American Journal of Physiology - Endocrinology and Metabolism | Year: 2014
Rho kinase (ROCK) isoforms regulate insulin signaling and glucose metabolism negatively or positively in cultured cell lines and skeletal muscle. However, the in vivo function of the ROCK1 isoform in adipose tissue has not been addressed. To determine the specific role of the adipose ROCK1 isoform in the development of insulin resistance and obesity, mice lacking ROCK1 in adipose tissue globally or selectively were studied.

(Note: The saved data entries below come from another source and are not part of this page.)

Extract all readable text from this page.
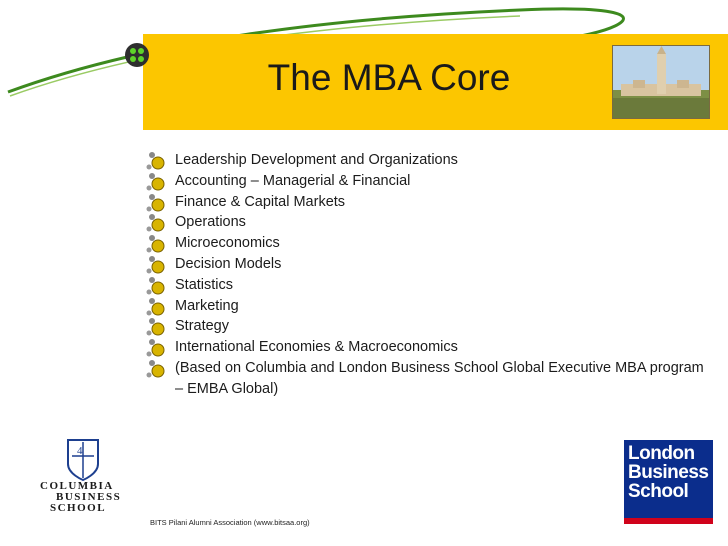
The MBA Core
Leadership Development and Organizations
Accounting – Managerial & Financial
Finance & Capital Markets
Operations
Microeconomics
Decision Models
Statistics
Marketing
Strategy
International Economies & Macroeconomics
(Based on Columbia and London Business School Global Executive MBA program – EMBA Global)
4
COLUMBIA
BUSINESS
SCHOOL
London
Business
School
BITS Pilani Alumni Association (www.bitsaa.org)
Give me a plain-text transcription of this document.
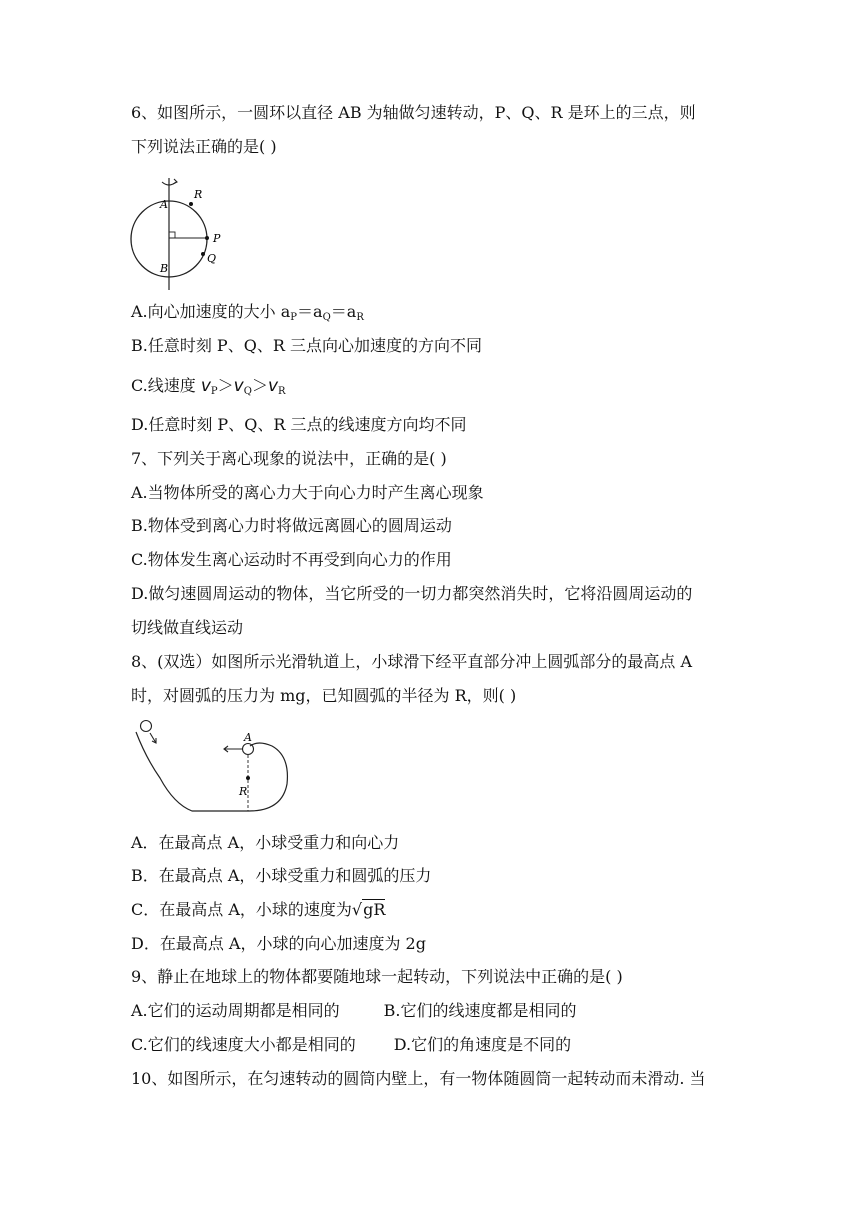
6、如图所示，一圆环以直径 AB 为轴做匀速转动，P、Q、R 是环上的三点，则
下列说法正确的是( )
R
A
P
Q
B
A.向心加速度的大小 $a_P=a_Q=a_R$
B.任意时刻 P、Q、R 三点向心加速度的方向不同
C.线速度 $v_P>v_Q>v_R$
D.任意时刻 P、Q、R 三点的线速度方向均不同
7、下列关于离心现象的说法中，正确的是( )
A.当物体所受的离心力大于向心力时产生离心现象
B.物体受到离心力时将做远离圆心的圆周运动
C.物体发生离心运动时不再受到向心力的作用
D.做匀速圆周运动的物体，当它所受的一切力都突然消失时，它将沿圆周运动的
切线做直线运动
8、(双选）如图所示光滑轨道上，小球滑下经平直部分冲上圆弧部分的最高点 A
时，对圆弧的压力为 mg，已知圆弧的半径为 R，则( )
A
R
A．在最高点 A，小球受重力和向心力
B．在最高点 A，小球受重力和圆弧的压力
C．在最高点 A，小球的速度为√gR
D．在最高点 A，小球的向心加速度为 2g
9、静止在地球上的物体都要随地球一起转动，下列说法中正确的是( )
A.它们的运动周期都是相同的	B.它们的线速度都是相同的
C.它们的线速度大小都是相同的 D.它们的角速度是不同的
10、如图所示，在匀速转动的圆筒内壁上，有一物体随圆筒一起转动而未滑动. 当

Here, we show that insulin's ability to activate IRS-1/PI3K/Akt signaling was greatly enhanced in adipose tissue of ROCK1-/- mice compared with wild-type mice. These effects resulted from the inhibitory effect of ROCK1 on insulin receptor action, as evidenced by the fact that IR tyrosine phosphorylation was abolished in ROCK1-/- MEF cells when ROCK1 was reexpressed. Consistently, adipose-specific disruption of ROCK1 increased IR tyrosine phosphorylation in adipose tissue and modestly improved sensitivity to insulin in obese mice induced by high-fat feeding. This effect is independent of any changes in adiposity, number or size of adipocytes, and metabolic parameters, including glucose, insulin, leptin, and triglyceride levels, demonstrating a minimal effect of adipose ROCK1 on whole body metabolism. Enzymatic activity of ROCK1 in adipose tissue remained ~50%, which likely originated from the fraction of stromal vascular cells, suggesting involvement of these cells for adipose metabolic regulation. Moreover, ROCK isoform activities were increased in adipose tissue of diet-induced or genetically obese mice. These data suggest that adipose ROCK1 isoform plays an inhibtory role for the regulation of insulin sensitivity in diet-induced obesity in vivo. © 2014 the American Physiological Society.